His visit has a specific purpose.

The Chief of the Miawpukek Mi’kamawey Mawi’omi First Nation Reserve

on the province’s south coast will be here to talk about community justice and how the formal court process doesn’t necessarily have to be the only way to deal with adult offenders.

Jenny Reid, staff solicitor with the Newfoundland and Labrador Legal Aid Commission in Clarenville, is one of the people involved in organizing the meeting.

She told The Packet the intent of the meeting is to engage local people in a discussion on the possibility of establishing an alternative justice program for adults in this community.

Currently the only option for adults who are charged with offences is through a formal court process.

Reid explains that under an alternative (restorative) justice program, adults charged with some offences would have the option to be dealt with by the community. Reid says the idea is similar to the process used by aboriginal groups in this province and across Canada, using healing circles and community conferences to deal with some offenses.

Read notes the province of Nova Scotia is a leader in alternative justice and has been using a restorative justice program since for adults since 2011.

Reid, who has over two decades of experience in the legal profession, says justice is not a simple matter of right and wrong, black and white. The process of justice has many grey areas, she says, with underlying factors of poverty, addiction and mental health as some of the root causes of crime.

In a community justice program, she explains, several agencies from the community –legal, health and social — could play a role in working with offenders.

Sometimes, she says, the formal legal process is not the answer.

Fines and jail terms are not the solution if the underlying factors of poverty and mental health are not considered.

Through an alternative justice system, she says, with members of the community involved, the offender not only faces the consequences for their crime but would be directed to resources to help deal with the underlying factor that led to the crime.

Reid says a base of 50 to 100 volunteers would be ideal to create a community justice program for this area, to ensure it’s not onerous for any volunteer in terms of time commitment.

“The more input and feedback we get from the community the more successful and sustainable this kind of program can be,” she says.

Reid draws on her own experience to give an example of a situation where alternative justice might have served a client better than the formal court process.

During her legal career in Ontario, she recalls, she defended a woman who had stolen a $5 block of cheese, even though the woman had money in her purse to pay for it.

The underlying cause was mental illness, says Reid.

“I did everything I could to try to keep her out of jail, because jail would not have solved anything for her,” Reid reflects. In the end, the Criminal justice system, and the letter of the law, deemed the woman would spend 30 days locked up.

It did nothing to help solve the underlying issue, says Reid.

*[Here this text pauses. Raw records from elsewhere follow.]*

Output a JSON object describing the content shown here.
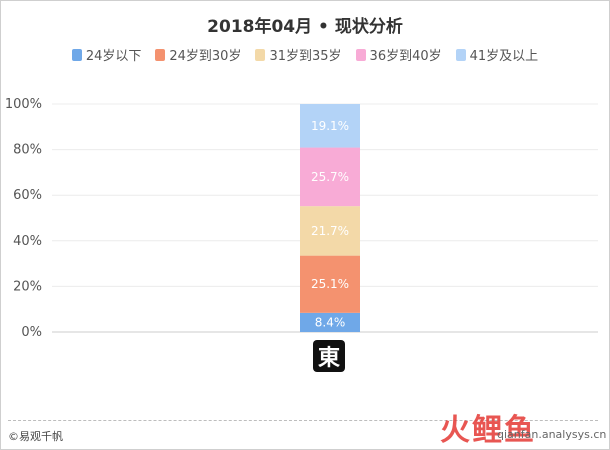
{
  "chart_data": {
    "type": "bar",
    "stacked": true,
    "title": "2018年04月 • 现状分析",
    "categories": [
      "東"
    ],
    "series": [
      {
        "name": "24岁以下",
        "values": [
          8.4
        ],
        "label": "8.4%",
        "color": "#6fa8e8"
      },
      {
        "name": "24岁到30岁",
        "values": [
          25.1
        ],
        "label": "25.1%",
        "color": "#f4926f"
      },
      {
        "name": "31岁到35岁",
        "values": [
          21.7
        ],
        "label": "21.7%",
        "color": "#f3d9a8"
      },
      {
        "name": "36岁到40岁",
        "values": [
          25.7
        ],
        "label": "25.7%",
        "color": "#f8abd6"
      },
      {
        "name": "41岁及以上",
        "values": [
          19.1
        ],
        "label": "19.1%",
        "color": "#b3d3f7"
      }
    ],
    "y_ticks": [
      "0%",
      "20%",
      "40%",
      "60%",
      "80%",
      "100%"
    ],
    "ylim": [
      0,
      100
    ],
    "legend_position": "top",
    "grid": true
  },
  "footer": {
    "copyright": "©易观千帆",
    "watermark": "火鲤鱼",
    "watermark_url": "qianfan.analysys.cn"
  }
}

She’s hopeful other people in the community feel the same about justice and would be willing to help create an alternative for people like that.

“It’s up to the community what they would want to build” in terms of an alternative justice program here, says Reid.

More insight into the idea will be offered later today with the help of Reid, Chief Misel Joe and Brad Squires from the RCMP.

The round table discussion runs 5-7 p.m. at the Legion Hall in Clarenville, 29 Legion Road.